Taxing motor vehicle ownership is fundamentally flawed

By MUNGAI KIHANYA

The Sunday Nation

Nairobi,

26 May 2024

 

The Finance Bill 2024 has been formally published and the public invited to make comments by Tuesday 28 May. One the highly contested proposals in this bill is the introduction of an annual Motor Vehicle Tax (MVT). It is to be calculated at the rate of 2.5 per cent of the value of the vehicle every year.

This new tax is fundamentally flawed. It is alright to charge a levy on property or a licence fee, but not a tax. Though it is not clear to most people, there are distinct differences between fees, levies and taxes charged by government.

A fee is charged for a service rendered to the specific individual paying it and it based on the cost of that service. For example, the fee for acquiring an identity card or a passport. Levies are collected from a specific sector of the economy and they are meant for development of that sector. For example, the railway development levy charged on imported goods.

Taxes are charged on everyone and are collected every time money changes hands – when it is earned and when it is spent. For example, income tax and value added tax. Money from taxes is spent on common services that are not specific to any individual or any sector.

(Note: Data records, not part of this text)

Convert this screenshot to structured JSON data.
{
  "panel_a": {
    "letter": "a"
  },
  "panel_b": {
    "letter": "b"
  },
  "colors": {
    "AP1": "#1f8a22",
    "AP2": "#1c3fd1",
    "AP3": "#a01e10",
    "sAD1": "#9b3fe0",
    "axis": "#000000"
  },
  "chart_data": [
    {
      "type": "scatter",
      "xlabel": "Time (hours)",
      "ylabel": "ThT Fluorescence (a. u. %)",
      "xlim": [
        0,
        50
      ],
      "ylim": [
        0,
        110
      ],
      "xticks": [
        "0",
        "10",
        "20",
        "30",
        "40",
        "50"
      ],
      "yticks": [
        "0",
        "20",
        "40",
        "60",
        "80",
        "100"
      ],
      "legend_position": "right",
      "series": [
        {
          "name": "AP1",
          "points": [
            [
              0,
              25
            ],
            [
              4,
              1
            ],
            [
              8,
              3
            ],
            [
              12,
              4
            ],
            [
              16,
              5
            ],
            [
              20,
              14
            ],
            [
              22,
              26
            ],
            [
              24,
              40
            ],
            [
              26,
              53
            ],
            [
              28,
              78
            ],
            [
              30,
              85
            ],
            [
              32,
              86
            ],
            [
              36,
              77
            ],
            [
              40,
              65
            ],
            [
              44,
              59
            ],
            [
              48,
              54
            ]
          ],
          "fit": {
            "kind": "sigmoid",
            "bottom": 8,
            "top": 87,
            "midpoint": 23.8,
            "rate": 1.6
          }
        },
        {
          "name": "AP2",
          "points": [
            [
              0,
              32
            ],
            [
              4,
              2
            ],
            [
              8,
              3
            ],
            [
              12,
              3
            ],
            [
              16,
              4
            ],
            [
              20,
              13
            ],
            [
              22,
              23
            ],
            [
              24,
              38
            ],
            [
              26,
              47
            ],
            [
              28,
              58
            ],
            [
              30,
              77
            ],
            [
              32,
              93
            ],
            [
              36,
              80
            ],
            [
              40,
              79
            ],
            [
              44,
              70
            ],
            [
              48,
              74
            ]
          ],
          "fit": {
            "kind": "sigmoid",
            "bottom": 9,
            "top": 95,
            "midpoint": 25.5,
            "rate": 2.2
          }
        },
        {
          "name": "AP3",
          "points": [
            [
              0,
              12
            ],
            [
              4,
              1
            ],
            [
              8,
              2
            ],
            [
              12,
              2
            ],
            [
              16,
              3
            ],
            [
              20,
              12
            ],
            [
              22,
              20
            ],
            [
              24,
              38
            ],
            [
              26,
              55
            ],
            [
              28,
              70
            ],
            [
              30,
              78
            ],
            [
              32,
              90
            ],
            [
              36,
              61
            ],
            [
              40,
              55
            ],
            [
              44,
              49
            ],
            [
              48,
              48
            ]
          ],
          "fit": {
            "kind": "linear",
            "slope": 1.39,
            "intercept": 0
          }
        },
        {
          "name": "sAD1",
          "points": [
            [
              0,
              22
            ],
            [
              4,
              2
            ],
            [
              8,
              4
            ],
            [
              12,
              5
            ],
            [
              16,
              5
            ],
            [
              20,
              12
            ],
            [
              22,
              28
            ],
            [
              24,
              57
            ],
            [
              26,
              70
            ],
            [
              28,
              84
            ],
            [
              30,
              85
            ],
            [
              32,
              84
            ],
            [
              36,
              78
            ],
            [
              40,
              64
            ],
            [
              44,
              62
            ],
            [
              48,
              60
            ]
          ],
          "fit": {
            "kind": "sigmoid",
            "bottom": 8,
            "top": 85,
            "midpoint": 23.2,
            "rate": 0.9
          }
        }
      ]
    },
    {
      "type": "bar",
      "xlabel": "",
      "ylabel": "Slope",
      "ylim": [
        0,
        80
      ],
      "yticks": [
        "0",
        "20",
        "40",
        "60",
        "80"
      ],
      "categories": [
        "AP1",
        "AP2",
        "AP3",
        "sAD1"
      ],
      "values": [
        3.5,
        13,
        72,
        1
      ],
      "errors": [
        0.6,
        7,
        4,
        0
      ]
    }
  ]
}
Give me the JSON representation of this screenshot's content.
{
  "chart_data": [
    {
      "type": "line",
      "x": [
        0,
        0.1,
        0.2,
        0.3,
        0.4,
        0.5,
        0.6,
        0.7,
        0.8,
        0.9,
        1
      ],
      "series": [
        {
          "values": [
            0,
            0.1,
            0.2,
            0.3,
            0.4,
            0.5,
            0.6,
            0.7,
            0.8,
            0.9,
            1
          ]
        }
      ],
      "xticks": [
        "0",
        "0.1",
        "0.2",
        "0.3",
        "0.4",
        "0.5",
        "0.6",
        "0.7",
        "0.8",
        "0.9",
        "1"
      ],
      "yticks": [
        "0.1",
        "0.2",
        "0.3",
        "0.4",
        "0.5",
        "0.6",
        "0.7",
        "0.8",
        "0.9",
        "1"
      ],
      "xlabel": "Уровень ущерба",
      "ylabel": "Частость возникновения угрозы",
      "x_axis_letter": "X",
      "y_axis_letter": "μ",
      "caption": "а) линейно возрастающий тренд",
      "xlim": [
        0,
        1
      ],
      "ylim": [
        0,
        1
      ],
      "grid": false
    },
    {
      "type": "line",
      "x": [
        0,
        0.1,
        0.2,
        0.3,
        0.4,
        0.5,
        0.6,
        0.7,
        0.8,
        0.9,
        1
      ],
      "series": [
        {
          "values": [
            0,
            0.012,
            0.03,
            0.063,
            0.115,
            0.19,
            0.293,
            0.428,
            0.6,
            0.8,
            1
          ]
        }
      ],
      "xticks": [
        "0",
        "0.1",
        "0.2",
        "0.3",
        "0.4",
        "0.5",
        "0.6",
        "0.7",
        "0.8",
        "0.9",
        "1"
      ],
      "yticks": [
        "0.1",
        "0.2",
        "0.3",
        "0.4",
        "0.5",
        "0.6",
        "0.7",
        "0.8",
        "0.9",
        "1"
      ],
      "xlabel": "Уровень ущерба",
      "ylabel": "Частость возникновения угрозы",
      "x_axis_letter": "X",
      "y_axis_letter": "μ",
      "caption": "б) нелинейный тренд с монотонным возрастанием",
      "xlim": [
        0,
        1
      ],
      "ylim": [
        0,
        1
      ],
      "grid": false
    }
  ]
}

It is therefore fundamentally wrong to charge a tax in a situation where money isn’t changing hands. Imagine if the government decided to collect tax on the money that you have in your savings account. If you have Sh100,000, it takes Sh2,500. Would that be acceptable? Of course not! It is the same with MVT!

Indeed, even the tithe paid by Christians is not calculated on the basis of wealth or property owned. It is based on earnings – profits, harvests etc. So, what should be an alternative to MVT? I would propose that the tax be charged only when a vehicle is transferred from one owner to another.

Something similar to the 4 per cent stamp duty tax that is charged on land transfers. We can retain the same rate for motor vehicles. This makes more sense that the current proposal to charge vehicle ownership.

But if we take that route, which valuation should be used in the calculation? I think the best and fairest value is the insured value of the vehicle. The logistics of how this information is shared between insurance companies and the revenue authority can be worked out easily.